One of the funniest songs in the musical The Book of Mormon is a tribute to how native the missionary boys have gone when they sing "I am Africa."
I am Africa...
I am Africa.
With the strength of the cheetah,
My native voice will ring...

We are Africa!
We are the heartbeat of Africa!
I thought of that song the other day while reading an article in The Economist about the sudden death of tourism in east Africa.  The article did not need to tell me the reason.  Tourists are abandoning their safari trips to shoot elephants -- with either a camera or a rifle.  Because of Ebola. 

Or, as the author put it: "Now many safari lodges are closer to extinction than the animals that surround them.  Redundant workers might eventually turn to poaching."

The article was accompanied by the map at the top of this essay.  It shows the distances between the east Africa tourist centers and the three countries on the far west coast of the continent where Ebola is having its way with the local population and with the minds of the highly excitable and neurotic throughout the world.

That "highly excitable and neurotic" may apply to me.  While standing in the immigration line at Heathrow in August (a line that could easily have been used as a stand-in for Ellis Island), I started looking around at my fellow arrivals.  And, because I am who I am, I started wondering just how many of these souls had recently waded through the river Styx in LIberia.  Or Sierra Leone.  Or Guinea.

I felt moderately less paranoid when I talked to a several people on my cruise.  They all had the same thoughts.  But we still traveled.

And that is why The Economist included this article in its most recent edition.  The east Africa tourist areas are as far or further away from the Ebola breakout than European capitals.

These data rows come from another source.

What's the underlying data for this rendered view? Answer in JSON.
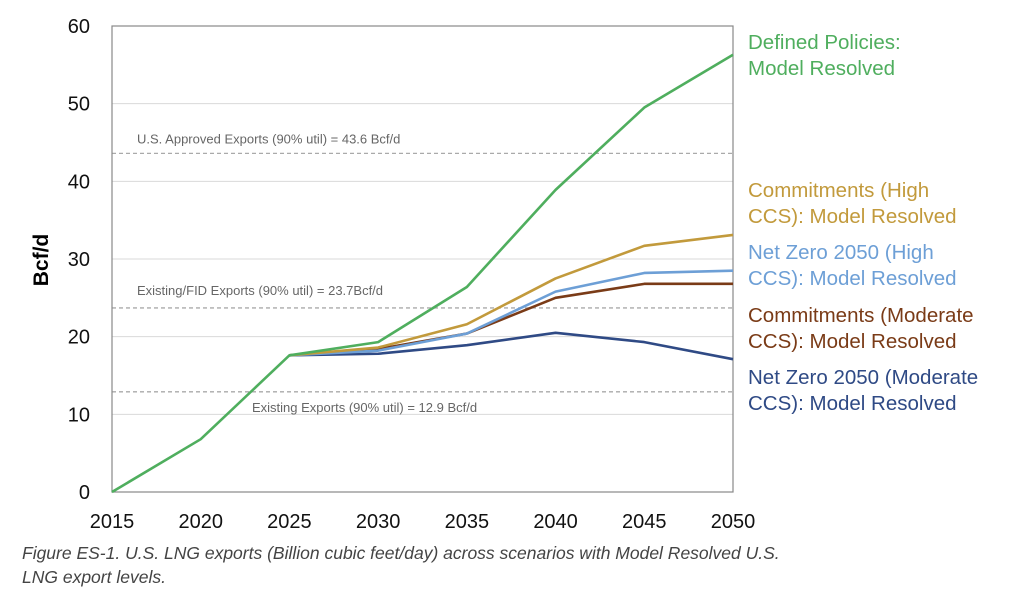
{
  "chart_data": {
    "type": "line",
    "x": [
      2015,
      2020,
      2025,
      2030,
      2035,
      2040,
      2045,
      2050
    ],
    "xlim": [
      2015,
      2050
    ],
    "ylim": [
      0,
      60
    ],
    "yticks": [
      0,
      10,
      20,
      30,
      40,
      50,
      60
    ],
    "ylabel": "Bcf/d",
    "xlabel": "",
    "grid": "horizontal",
    "legend": "right",
    "series": [
      {
        "name": "Defined Policies: Model Resolved",
        "label_lines": [
          "Defined Policies:",
          "Model Resolved"
        ],
        "color": "#4fae5e",
        "values": [
          0,
          6.8,
          17.6,
          19.3,
          26.4,
          38.9,
          49.5,
          56.3
        ]
      },
      {
        "name": "Commitments (High CCS): Model Resolved",
        "label_lines": [
          "Commitments (High",
          "CCS): Model Resolved"
        ],
        "color": "#c29a3c",
        "values": [
          null,
          null,
          17.6,
          18.6,
          21.6,
          27.5,
          31.7,
          33.1
        ]
      },
      {
        "name": "Net Zero 2050 (High CCS): Model Resolved",
        "label_lines": [
          "Net Zero 2050 (High",
          "CCS): Model Resolved"
        ],
        "color": "#6d9fd6",
        "values": [
          null,
          null,
          17.6,
          18.2,
          20.4,
          25.8,
          28.2,
          28.5
        ]
      },
      {
        "name": "Commitments (Moderate CCS): Model Resolved",
        "label_lines": [
          "Commitments (Moderate",
          "CCS): Model Resolved"
        ],
        "color": "#7a3b17",
        "values": [
          null,
          null,
          17.6,
          18.4,
          20.4,
          25.0,
          26.8,
          26.8
        ]
      },
      {
        "name": "Net Zero 2050 (Moderate CCS): Model Resolved",
        "label_lines": [
          "Net Zero 2050 (Moderate",
          "CCS): Model Resolved"
        ],
        "color": "#2f4a85",
        "values": [
          null,
          null,
          17.6,
          17.8,
          18.9,
          20.5,
          19.3,
          17.1
        ]
      }
    ],
    "reference_lines": [
      {
        "value": 43.6,
        "label": "U.S. Approved Exports (90% util) = 43.6 Bcf/d"
      },
      {
        "value": 23.7,
        "label": "Existing/FID Exports (90% util) = 23.7Bcf/d"
      },
      {
        "value": 12.9,
        "label": "Existing Exports (90% util) = 12.9 Bcf/d"
      }
    ]
  },
  "caption": {
    "line1": "Figure ES-1. U.S. LNG exports (Billion cubic feet/day) across scenarios with Model Resolved U.S.",
    "line2": "LNG export levels."
  }
}
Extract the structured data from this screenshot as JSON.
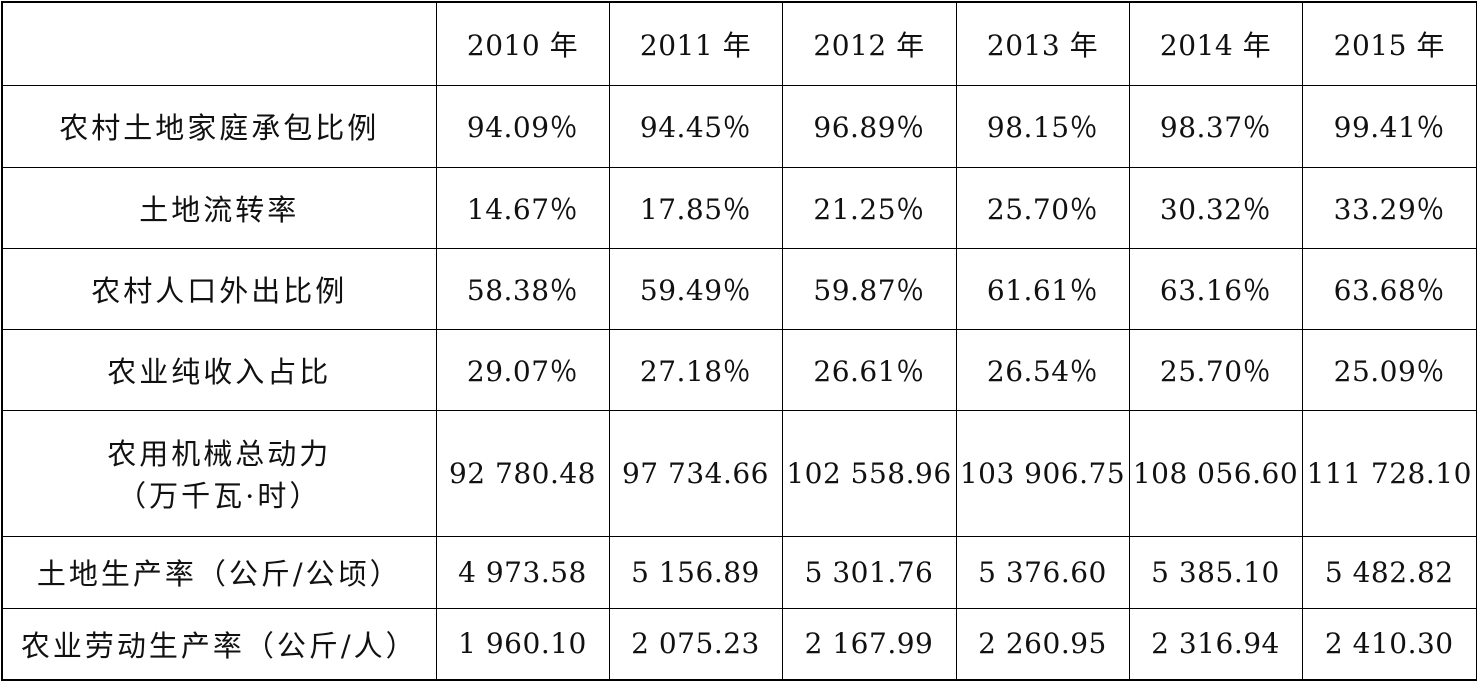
{
  "table": {
    "header": [
      "2010 年",
      "2011 年",
      "2012 年",
      "2013 年",
      "2014 年",
      "2015 年"
    ],
    "rows": [
      {
        "label": "农村土地家庭承包比例",
        "cells": [
          "94.09％",
          "94.45％",
          "96.89％",
          "98.15％",
          "98.37％",
          "99.41％"
        ]
      },
      {
        "label": "土地流转率",
        "cells": [
          "14.67％",
          "17.85％",
          "21.25％",
          "25.70％",
          "30.32％",
          "33.29％"
        ]
      },
      {
        "label": "农村人口外出比例",
        "cells": [
          "58.38％",
          "59.49％",
          "59.87％",
          "61.61％",
          "63.16％",
          "63.68％"
        ]
      },
      {
        "label": "农业纯收入占比",
        "cells": [
          "29.07％",
          "27.18％",
          "26.61％",
          "26.54％",
          "25.70％",
          "25.09％"
        ]
      },
      {
        "label": "农用机械总动力\n（万千瓦·时）",
        "cells": [
          "92 780.48",
          "97 734.66",
          "102 558.96",
          "103 906.75",
          "108 056.60",
          "111 728.10"
        ]
      },
      {
        "label": "土地生产率（公斤/公顷）",
        "cells": [
          "4 973.58",
          "5 156.89",
          "5 301.76",
          "5 376.60",
          "5 385.10",
          "5 482.82"
        ]
      },
      {
        "label": "农业劳动生产率（公斤/人）",
        "cells": [
          "1 960.10",
          "2 075.23",
          "2 167.99",
          "2 260.95",
          "2 316.94",
          "2 410.30"
        ]
      }
    ]
  }
}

Of course, that analysis comes from the meticulously-trained and passion-neutral minds of economists.  I suspect that an Italian or German who worries about Ebola popping up in Rome or Berlin is not going to be comforted by the thought that a vacation in Nairobi has a certain spatial advantage over his own capital.

As I read the article, I wondered why the press has not been publishing similar maps of Mexico to show how limited the areas of violence are.  (To be fair, The Economist has handled that issue quite rationally.  Unlike most other news sources.) 

But, as I have learned to my cost, trying to convince people that visiting and living in Mexico is no more dangerous than living in my old neighborhood in Salem, is a fool's mission.  There are other issues that need to be addressed here in my newly-adopted country, and I will write about them soon.  However, violence for tourists and expatriates is not one of them.  Otherwise, I would not have decided to become a landowner.

Maybe because, just like the Mormon missionaries in the musical (and the rebozo-beclad gringas of San Miguel de Allende), I believe I have become one with this land.

To only slightly paraphrase the lyrics:

Mexicans are Mexicans --
But, I am Mexico*

* -- I rather sadly add this note.  But past experience has taught me that I need to add some voice interpretations in some of my essays.  Those last two paragraphs need to be read as if they came from deep in the kingdom of Sardonia.